One of the main problems in the Langlands program is functoriality, which is roughly speaking: A "map", say $G \mapsto G'$, between groups should "transfer" certain representations. I will remain pretty vague what "map" and "transfer" are, simply because I only understand special cases of this. The representations are (cuspidal) automorphic representations. Essentially you want to show that automorphic forms are a category with the transforms being the morphisms.

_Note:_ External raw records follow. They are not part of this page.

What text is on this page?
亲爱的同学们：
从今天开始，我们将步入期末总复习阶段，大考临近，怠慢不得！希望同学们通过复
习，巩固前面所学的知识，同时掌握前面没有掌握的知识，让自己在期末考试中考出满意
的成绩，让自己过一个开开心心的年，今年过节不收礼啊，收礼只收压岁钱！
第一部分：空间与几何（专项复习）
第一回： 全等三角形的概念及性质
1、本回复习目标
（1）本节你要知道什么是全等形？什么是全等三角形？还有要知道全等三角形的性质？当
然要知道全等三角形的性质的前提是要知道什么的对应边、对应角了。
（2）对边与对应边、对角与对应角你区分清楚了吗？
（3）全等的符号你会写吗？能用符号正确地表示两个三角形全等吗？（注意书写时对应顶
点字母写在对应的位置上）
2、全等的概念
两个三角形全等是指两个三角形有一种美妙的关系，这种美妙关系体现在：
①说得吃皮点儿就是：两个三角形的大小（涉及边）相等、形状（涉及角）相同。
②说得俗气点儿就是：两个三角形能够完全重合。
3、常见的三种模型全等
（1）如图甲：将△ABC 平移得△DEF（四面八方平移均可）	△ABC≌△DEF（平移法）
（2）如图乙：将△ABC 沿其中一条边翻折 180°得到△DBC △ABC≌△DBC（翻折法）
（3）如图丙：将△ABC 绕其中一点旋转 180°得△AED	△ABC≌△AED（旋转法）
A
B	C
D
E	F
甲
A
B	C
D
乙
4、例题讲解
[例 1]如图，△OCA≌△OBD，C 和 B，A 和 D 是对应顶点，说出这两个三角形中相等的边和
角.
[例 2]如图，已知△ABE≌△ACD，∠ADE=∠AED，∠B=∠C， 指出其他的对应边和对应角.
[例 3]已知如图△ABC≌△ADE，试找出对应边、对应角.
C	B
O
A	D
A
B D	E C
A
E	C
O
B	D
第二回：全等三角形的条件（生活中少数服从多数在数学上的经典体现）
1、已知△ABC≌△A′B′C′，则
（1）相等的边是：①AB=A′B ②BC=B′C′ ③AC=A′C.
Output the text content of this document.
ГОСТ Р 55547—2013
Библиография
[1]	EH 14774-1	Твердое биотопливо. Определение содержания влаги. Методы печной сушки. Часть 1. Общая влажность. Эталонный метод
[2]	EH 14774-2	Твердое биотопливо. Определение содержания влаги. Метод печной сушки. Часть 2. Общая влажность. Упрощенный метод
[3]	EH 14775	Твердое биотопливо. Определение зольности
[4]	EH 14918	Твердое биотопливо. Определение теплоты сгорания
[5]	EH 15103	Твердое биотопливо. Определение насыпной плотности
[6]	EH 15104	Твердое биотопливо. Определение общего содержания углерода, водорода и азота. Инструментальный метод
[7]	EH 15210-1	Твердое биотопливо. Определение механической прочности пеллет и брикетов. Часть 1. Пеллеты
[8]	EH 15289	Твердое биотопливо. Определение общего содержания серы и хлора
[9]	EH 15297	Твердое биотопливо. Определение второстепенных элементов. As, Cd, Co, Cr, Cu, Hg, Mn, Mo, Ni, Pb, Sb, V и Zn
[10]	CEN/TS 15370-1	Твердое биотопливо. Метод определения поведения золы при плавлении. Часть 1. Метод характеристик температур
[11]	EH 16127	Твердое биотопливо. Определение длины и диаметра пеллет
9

I will describe the Jacquet-Langlands correspondence. A classical way to proof such transfers is via the trace formula. Roughly speaking, it is an identity between the representations and its conjugacy classes. It suffices for proving the transfer that the terms involving the conjugacy classes of $G$ and $G'$ coincide in some sense. Now, these terms are (weighted) orbital integrals associated to each conjugacy class.

Another part of Langlands program is the correspondence with Galois representations, which is probably what you mean with quadratic reciprocity in this context. Here, the strategy is similar only that given a Galois representation, you have to let it act on some geometry which is comparable with the conjugacy classes of $G$. I think that was the key ingredient in Laurent Lafforgue's proof for $GL(n)$ over a global function field.

So the trace formula is the standard strategy for both correspondence and functoriality. It is useful to have a good understanding of orbital integrals therefore.

Now let me address stability: Quote from Harris http://www.institut.math.jussieu.fr/projets/fa/bpFiles/Intro_Harris.pdf, Section 3, which is by the way an excellent survey.

Semi-simple conjugacy classes in inner forms of $GL(n)$ are completely characterized by their characteristic polynomials. Similar characterizations are possible for other groups, but only over an algebraically closed field.

Now, global fields are never algebraically closed and to overcome the issues involved in that matter is precisely the problem of stability, I think.